Much like the silver lining that it was better late than never to identify a weakness with how it worked the floor edges, McLaren’s overall development process needs to benefit from its setback.
Based on the fact McLaren started this rules cycle on the back foot in 2022 and then realised it had the wrong approach for 2023, it seems clear that there are, or have been, underlying weaknesses in either the design team, its processes or both.
It must find a way to address that, or else McLaren will always be a step behind its rivals and only ever adept at copying them, rather than coming up with better designs itself in the first place.
Even though it has lagged behind in producing overall downforce, McLaren has at least tentatively concluded that the work done over the winter to eradicate some handling characteristics and improve how the chassis works with the tyres has paid off, even with the limited launch specification.
While it was not a mirage that the MCL60 looked tricky to drive in Bahrain, McLaren reckons this is simply a consequence of a lack of downforce rather than troublesome car traits like last year.
The car is doing what is expected, and the data correlates as expected, it’s just missing aerodynamic load.
“That’s the nice thing and that’s why I am positively talking about other aspects of the car,” said technical director James Key.

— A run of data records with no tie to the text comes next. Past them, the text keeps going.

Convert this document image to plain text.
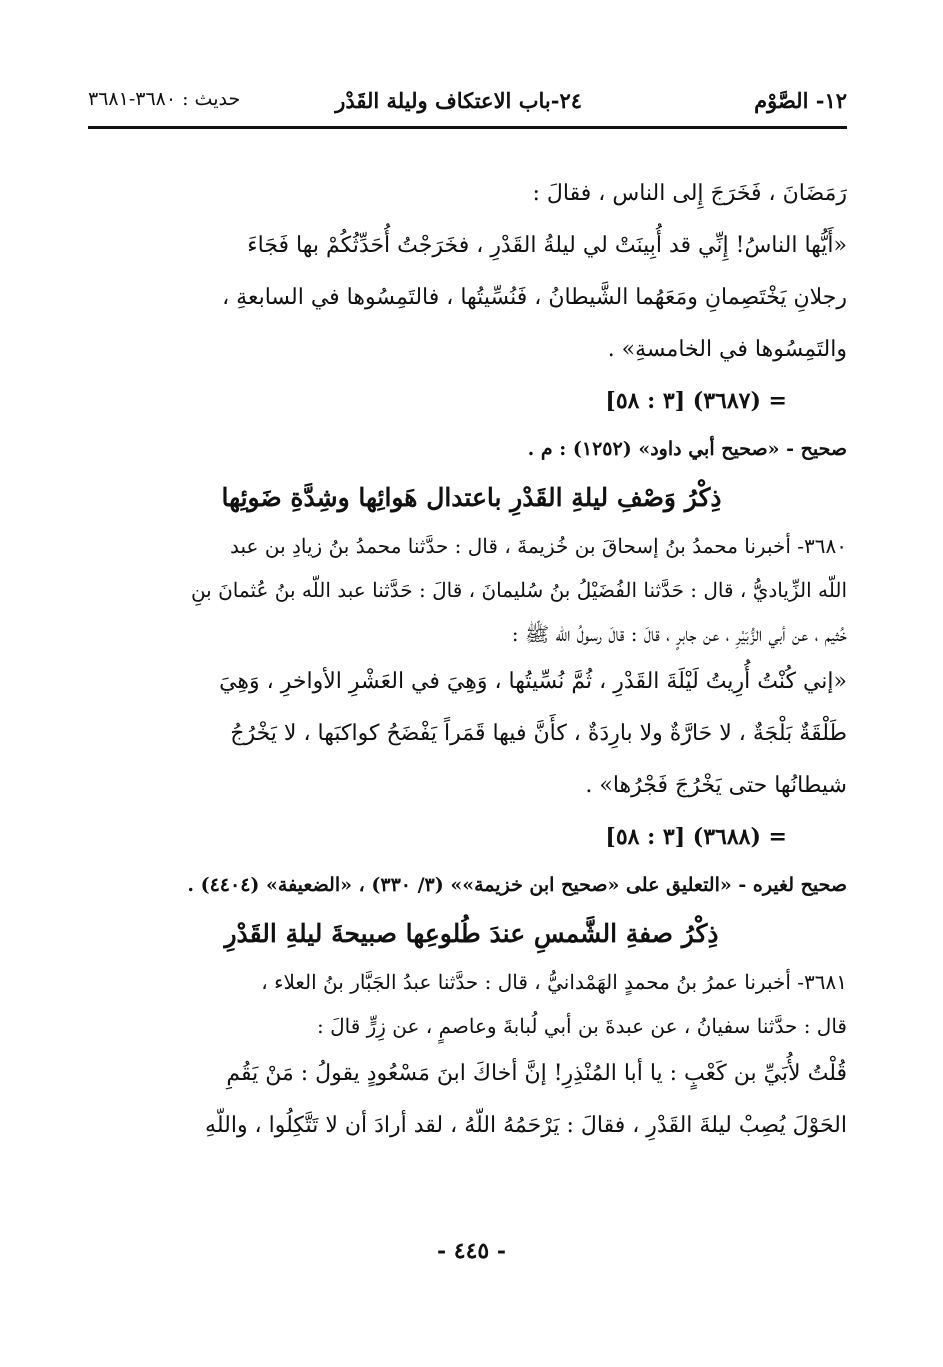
١٢- الصَّوْم
٢٤-باب الاعتكاف وليلة القَدْر
حديث : ٣٦٨٠-٣٦٨١
رَمَضَانَ ، فَخَرَجَ إِلى الناس ، فقالَ :
«أَيُّها الناسُ! إِنِّي قد أُبِينَتْ لي ليلةُ القَدْرِ ، فخَرَجْتُ أُحَدِّثُكُمْ بها فَجَاءَ
رجلانِ يَخْتَصِمانِ ومَعَهُما الشَّيطانُ ، فَنُسِّيتُها ، فالتَمِسُوها في السابعةِ ،
والتَمِسُوها في الخامسةِ» .
= (٣٦٨٧) [٣ : ٥٨]
صحيح - «صحيح أبي داود» (١٢٥٢) : م .
ذِكْرُ وَصْفِ ليلةِ القَدْرِ باعتدال هَوائِها وشِدَّةِ ضَوئِها
٣٦٨٠- أخبرنا محمدُ بنُ إسحاقَ بن خُزيمةَ ، قال : حدَّثنا محمدُ بنُ زيادِ بن عبد
اللّه الزِّياديُّ ، قال : حَدَّثنا الفُضَيْلُ بنُ سُليمانَ ، قالَ : حَدَّثنا عبد اللّه بنُ عُثمانَ بنِ
خُثيم ، عن أبي الزُّبَيْرِ ، عن جابرٍ ، قالَ : قالَ رسولُ اللّه ﷺ :
«إني كُنْتُ أُرِيتُ لَيْلَةَ القَدْرِ ، ثُمَّ نُسِّيتُها ، وَهِيَ في العَشْرِ الأواخرِ ، وَهِيَ
طَلْقَةٌ بَلْجَةٌ ، لا حَارَّةٌ ولا بارِدَةٌ ، كأَنَّ فيها قَمَراً يَفْضَحُ كواكبَها ، لا يَخْرُجُ
شيطانُها حتى يَخْرُجَ فَجْرُها» .
= (٣٦٨٨) [٣ : ٥٨]
صحيح لغيره - «التعليق على «صحيح ابن خزيمة»» (٣/ ٣٣٠) ، «الضعيفة» (٤٤٠٤) .
ذِكْرُ صفةِ الشَّمسِ عندَ طُلوعِها صبيحةَ ليلةِ القَدْرِ
٣٦٨١- أخبرنا عمرُ بنُ محمدٍ الهَمْدانيُّ ، قال : حدَّثنا عبدُ الجَبَّار بنُ العلاء ،
قال : حدَّثنا سفيانُ ، عن عبدةَ بن أبي لُبابةَ وعاصمٍ ، عن زِرٍّ قالَ :
قُلْتُ لأُبَيِّ بن كَعْبٍ : يا أبا المُنْذِرِ! إنَّ أخاكَ ابنَ مَسْعُودٍ يقولُ : مَنْ يَقُمِ
الحَوْلَ يُصِبْ ليلةَ القَدْرِ ، فقالَ : يَرْحَمُهُ اللّهُ ، لقد أرادَ أن لا تَتَّكِلُوا ، واللّهِ
- ٤٤٥ -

“It does exactly what we expected it to do. And the primary driver comment is ‘just add grip and we can go faster’. It’s not like we’ve got to attack this crazy characteristic or this really annoying thing here or whatever.
“If you just take the car and just add grip, that’ll naturally go quicker. So, it does give us a very clear approach rather than trying to overcome something you don’t really understand fully yet, or it’s a bit of an anomaly.
“So, that helps. It means we can be very direct in our approach and very clear in our approach of what we’re trying to achieve. The hope is it just adds to that.
“I would still be cautious about talking about updates, because you’ve got it going on the car first and make sure it works.
“If it all comes in, it will definitely be a good step, and we can take the next logical steps which we’re already working on in the background, then the hope is the development rate can be pretty competitive.”